LGTM, could you add the theoretical performance into the commit message as well?

This revision is now accepted and ready to land.Dec 21 2016, 3:15 AM
gareevroman updated this object.
gareevroman edited edge metadata.
gareevroman added a subscriber: pollydev.

Update according to the comments.

Hi Roman,

any plans to commit this?

gareevroman closed this revision.Jan 18 2017, 4:28 AM

Hi Roman,

any plans to commit this?

Hi Tobias,

this was committed in r290253.

Interesting, maybe we need to get this from TargetTransformInfo eventually, because I saw a similar global variable/option in LoadStoreVectorizer as well.

Hi Hongbin,

thanks for the comment!

Interesting, maybe we need to get this from TargetTransformInfo eventually, because I saw a similar global variable/option in LoadStoreVectorizer as well.

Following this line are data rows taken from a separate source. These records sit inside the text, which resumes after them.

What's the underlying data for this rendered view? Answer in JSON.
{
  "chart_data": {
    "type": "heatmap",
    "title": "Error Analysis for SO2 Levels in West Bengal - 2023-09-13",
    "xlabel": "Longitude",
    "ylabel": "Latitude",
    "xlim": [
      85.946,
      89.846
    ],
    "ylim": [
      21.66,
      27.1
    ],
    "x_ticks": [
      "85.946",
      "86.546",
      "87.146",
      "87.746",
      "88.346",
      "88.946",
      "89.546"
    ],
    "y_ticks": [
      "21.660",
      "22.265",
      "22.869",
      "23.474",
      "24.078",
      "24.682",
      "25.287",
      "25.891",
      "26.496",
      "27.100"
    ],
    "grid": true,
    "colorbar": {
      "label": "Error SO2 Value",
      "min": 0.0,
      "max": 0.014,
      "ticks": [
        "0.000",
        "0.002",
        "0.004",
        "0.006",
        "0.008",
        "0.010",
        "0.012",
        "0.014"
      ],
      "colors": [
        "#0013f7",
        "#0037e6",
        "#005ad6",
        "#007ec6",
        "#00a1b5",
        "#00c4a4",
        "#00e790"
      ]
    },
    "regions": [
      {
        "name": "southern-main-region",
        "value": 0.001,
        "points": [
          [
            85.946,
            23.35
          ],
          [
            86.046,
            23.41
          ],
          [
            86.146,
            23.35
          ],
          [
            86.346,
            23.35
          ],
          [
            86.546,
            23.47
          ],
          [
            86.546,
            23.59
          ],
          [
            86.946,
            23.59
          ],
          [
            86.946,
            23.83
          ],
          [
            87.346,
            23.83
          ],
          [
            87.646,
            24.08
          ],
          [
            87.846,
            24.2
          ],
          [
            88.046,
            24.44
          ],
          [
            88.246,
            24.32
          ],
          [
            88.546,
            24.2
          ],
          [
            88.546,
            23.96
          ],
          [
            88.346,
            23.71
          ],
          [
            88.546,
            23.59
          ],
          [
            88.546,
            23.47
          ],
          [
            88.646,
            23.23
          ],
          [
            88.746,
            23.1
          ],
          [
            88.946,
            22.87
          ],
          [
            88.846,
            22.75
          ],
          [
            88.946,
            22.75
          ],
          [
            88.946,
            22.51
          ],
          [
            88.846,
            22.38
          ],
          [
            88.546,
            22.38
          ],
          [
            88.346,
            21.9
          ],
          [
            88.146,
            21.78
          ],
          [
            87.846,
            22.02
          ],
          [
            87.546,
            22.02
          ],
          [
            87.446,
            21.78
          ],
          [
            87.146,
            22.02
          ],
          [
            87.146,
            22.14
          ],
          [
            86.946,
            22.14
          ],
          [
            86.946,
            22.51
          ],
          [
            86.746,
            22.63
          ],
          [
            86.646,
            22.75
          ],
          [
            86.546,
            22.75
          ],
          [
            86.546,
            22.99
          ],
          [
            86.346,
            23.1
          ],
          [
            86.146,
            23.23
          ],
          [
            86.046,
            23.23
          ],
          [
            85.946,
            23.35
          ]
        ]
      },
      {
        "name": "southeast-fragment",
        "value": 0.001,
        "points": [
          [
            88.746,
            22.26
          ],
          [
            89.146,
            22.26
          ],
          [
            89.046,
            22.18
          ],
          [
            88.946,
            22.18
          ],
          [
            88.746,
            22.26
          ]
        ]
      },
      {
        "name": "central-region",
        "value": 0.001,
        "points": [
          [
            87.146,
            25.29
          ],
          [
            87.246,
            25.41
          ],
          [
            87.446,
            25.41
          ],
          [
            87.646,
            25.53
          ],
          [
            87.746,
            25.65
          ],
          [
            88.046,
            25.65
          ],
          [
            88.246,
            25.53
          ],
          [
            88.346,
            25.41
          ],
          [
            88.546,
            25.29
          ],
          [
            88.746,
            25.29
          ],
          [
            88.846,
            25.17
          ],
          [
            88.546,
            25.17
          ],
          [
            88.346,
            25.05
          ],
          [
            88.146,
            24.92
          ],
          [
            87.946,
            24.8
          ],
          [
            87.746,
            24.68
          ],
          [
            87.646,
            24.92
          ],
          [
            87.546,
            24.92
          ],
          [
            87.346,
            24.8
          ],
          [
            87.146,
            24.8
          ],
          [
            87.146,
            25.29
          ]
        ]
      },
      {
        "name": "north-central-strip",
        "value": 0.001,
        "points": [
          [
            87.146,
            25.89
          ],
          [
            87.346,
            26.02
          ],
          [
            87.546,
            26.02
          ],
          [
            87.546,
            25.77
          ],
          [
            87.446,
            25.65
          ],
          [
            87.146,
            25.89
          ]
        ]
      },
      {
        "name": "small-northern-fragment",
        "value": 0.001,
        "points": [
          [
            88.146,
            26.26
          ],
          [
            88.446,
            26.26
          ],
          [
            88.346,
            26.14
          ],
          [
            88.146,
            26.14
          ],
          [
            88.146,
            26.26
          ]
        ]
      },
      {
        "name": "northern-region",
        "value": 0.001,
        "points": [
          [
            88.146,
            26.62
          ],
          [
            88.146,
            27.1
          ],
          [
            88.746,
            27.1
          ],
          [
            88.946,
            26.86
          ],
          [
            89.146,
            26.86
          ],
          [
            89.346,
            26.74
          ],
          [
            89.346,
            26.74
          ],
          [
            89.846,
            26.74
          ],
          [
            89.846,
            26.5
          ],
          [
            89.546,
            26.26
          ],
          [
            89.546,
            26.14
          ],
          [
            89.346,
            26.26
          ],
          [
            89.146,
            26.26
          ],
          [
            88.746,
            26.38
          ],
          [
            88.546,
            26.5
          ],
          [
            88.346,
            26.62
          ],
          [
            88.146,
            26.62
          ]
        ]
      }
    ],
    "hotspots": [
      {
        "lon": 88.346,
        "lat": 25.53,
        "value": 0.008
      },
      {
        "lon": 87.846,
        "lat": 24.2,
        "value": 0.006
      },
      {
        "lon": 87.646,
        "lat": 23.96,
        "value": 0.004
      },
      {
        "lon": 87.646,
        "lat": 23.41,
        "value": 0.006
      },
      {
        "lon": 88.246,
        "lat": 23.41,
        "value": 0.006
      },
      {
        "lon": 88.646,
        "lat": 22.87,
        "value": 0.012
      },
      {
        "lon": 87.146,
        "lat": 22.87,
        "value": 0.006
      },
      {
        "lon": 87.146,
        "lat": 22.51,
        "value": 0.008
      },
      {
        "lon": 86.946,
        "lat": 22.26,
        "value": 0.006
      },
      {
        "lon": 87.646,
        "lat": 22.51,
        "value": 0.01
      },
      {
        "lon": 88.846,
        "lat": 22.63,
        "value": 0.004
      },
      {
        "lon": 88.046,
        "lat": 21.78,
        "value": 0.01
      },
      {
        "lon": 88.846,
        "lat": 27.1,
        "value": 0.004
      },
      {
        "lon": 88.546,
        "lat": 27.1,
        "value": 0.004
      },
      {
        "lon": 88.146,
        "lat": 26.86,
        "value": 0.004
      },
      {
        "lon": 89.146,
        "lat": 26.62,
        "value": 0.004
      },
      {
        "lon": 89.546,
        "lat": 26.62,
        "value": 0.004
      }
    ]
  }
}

Right. We decided not to do it now, because it would probably require passing of a TargetTransformInfo object to IslNodeBuilder. It seems that such an object wouldn't be useful for anything else at the moment. Furthermore, in case of some platforms (e.g. Intel Core i7-3820 SandyBridge), it reports that the cache line size is equal to zero.